A man with long white hair and straggling grey beard turned to him a haggard face, on which were written suffering, outlawry, and evil.
“Great God—my father!” Ranulph said.
He drew back slowly like a man who gazes upon some horrible fascinating thing, and then turned heavily towards the sea, his face set, his senses paralysed.

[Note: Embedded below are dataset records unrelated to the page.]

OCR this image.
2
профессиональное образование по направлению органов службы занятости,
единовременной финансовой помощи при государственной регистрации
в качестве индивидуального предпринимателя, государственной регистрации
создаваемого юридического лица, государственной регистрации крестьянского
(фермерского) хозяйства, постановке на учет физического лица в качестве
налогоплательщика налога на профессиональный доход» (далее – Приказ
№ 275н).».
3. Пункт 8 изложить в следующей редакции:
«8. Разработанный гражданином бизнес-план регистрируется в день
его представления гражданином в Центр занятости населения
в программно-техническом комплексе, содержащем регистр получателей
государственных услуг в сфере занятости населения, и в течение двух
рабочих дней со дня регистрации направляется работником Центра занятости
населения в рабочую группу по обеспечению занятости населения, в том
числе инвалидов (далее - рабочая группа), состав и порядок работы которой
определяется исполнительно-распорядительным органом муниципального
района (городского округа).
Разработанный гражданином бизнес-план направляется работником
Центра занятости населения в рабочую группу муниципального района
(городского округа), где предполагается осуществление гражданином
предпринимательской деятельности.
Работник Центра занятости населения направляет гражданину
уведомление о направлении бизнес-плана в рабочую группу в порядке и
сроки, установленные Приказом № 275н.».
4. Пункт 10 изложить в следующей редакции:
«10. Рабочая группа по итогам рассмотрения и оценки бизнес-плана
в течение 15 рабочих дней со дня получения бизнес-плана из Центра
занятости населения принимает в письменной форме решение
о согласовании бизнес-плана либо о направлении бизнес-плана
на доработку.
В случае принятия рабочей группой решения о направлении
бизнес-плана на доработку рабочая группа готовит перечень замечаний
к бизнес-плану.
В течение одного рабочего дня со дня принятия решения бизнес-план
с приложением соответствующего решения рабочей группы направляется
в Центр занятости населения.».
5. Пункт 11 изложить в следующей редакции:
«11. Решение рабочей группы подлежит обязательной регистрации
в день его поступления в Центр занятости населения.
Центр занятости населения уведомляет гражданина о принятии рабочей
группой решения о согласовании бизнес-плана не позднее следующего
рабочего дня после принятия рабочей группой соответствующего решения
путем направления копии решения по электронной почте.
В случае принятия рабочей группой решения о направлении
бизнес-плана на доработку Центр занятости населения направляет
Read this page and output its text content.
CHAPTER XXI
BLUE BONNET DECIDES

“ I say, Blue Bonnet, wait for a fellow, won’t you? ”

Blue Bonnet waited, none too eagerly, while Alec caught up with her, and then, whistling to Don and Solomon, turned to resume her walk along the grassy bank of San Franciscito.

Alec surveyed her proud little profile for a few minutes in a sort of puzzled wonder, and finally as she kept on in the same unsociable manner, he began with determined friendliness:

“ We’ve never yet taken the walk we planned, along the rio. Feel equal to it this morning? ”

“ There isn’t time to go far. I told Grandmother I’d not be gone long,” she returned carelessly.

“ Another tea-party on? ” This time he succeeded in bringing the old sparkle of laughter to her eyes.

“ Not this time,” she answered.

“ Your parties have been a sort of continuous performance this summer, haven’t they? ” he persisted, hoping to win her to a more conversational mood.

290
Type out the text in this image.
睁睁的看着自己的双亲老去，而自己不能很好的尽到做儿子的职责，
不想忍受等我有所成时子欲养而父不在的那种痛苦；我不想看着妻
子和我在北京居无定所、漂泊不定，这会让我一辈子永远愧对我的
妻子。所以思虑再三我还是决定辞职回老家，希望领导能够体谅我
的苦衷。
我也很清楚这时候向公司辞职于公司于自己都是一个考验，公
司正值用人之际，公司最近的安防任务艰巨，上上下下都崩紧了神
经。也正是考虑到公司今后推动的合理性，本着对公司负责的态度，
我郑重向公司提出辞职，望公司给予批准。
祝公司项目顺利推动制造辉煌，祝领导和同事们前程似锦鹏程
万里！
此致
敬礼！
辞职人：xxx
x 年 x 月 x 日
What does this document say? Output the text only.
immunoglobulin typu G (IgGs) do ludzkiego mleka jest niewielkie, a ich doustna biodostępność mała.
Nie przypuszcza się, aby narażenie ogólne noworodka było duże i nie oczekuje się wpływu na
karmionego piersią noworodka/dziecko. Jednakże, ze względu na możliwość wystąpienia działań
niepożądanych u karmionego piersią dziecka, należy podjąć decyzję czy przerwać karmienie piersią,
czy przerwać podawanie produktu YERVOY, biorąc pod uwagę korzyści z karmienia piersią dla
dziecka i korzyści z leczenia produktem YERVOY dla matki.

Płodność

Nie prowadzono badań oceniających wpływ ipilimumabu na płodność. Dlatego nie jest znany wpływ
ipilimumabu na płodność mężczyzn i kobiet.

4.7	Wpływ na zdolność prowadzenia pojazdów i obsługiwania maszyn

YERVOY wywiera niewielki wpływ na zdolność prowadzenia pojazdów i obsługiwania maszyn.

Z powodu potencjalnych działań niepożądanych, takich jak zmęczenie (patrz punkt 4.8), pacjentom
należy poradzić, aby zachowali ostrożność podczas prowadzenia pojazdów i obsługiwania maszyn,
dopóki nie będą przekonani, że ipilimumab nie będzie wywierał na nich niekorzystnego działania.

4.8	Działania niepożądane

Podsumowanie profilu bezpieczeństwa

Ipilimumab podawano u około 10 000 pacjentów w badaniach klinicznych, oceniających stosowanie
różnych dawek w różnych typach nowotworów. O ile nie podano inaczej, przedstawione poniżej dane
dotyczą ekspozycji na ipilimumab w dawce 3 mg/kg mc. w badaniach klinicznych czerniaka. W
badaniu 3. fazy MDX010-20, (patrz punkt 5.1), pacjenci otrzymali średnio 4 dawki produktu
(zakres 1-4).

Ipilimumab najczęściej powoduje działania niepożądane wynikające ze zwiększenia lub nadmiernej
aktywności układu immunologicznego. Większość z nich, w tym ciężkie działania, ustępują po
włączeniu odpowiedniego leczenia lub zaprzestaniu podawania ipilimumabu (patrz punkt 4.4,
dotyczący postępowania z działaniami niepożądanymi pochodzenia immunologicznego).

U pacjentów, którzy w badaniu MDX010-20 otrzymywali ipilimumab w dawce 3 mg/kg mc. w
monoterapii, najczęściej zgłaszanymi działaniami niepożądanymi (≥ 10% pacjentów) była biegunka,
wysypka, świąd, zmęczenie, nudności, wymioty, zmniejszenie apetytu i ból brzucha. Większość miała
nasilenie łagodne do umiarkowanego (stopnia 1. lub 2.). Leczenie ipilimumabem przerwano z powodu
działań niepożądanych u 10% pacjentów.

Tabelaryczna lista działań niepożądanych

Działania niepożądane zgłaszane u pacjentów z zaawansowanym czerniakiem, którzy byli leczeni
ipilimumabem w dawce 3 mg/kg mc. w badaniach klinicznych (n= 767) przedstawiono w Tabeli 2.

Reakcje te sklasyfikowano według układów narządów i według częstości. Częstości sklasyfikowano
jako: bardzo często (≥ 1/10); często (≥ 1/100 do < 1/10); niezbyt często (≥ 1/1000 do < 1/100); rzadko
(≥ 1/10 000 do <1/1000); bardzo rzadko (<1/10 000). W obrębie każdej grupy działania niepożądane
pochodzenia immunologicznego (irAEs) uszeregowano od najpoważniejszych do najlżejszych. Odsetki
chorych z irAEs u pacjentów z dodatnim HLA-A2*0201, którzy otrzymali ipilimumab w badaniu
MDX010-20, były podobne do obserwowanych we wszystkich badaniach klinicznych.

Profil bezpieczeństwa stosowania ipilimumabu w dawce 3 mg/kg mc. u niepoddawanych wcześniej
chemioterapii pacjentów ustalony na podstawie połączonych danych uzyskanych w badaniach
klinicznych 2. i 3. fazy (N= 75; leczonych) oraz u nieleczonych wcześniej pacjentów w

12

“My father not dead! My father—the traitor!” he groaned.
CHAPTER XII
Philip d’Avranche sauntered slowly through the Vier Marchi, nodding right and left to people who greeted him. It was Saturday and market day in Jersey. The square was crowded with people. All was a cheerful babel; there was movement, colour everywhere. Here were the high and the humble, hardi vlon and hardi biaou—the ugly and the beautiful, the dwarfed and the tall, the dandy and the dowdy, the miser and the spendthrift; young ladies gay in silks, laces, and scarfs from Spain, and gentlemen with powdered wigs from Paris; sailors with red tunics from the Mediterranean, and fishermen with blue and purple blouses from Brazil; man-o’-war’s-men with Greek petticoats, Turkish fezzes, and Portuguese espadras. Jersey housewives, in bedgones and white caps, with molleton dresses rolled up to the knees, pushed their way through the crowd, jars of black butter, or jugs of cinnamon brandy on their heads. From La Pyramide—the hospitable base of the statue of King George II—fishwives called the merits of their conger-eels and ormers; and the clatter of a thousand sabots made the Vier Marchi sound like a ship-builder’s yard.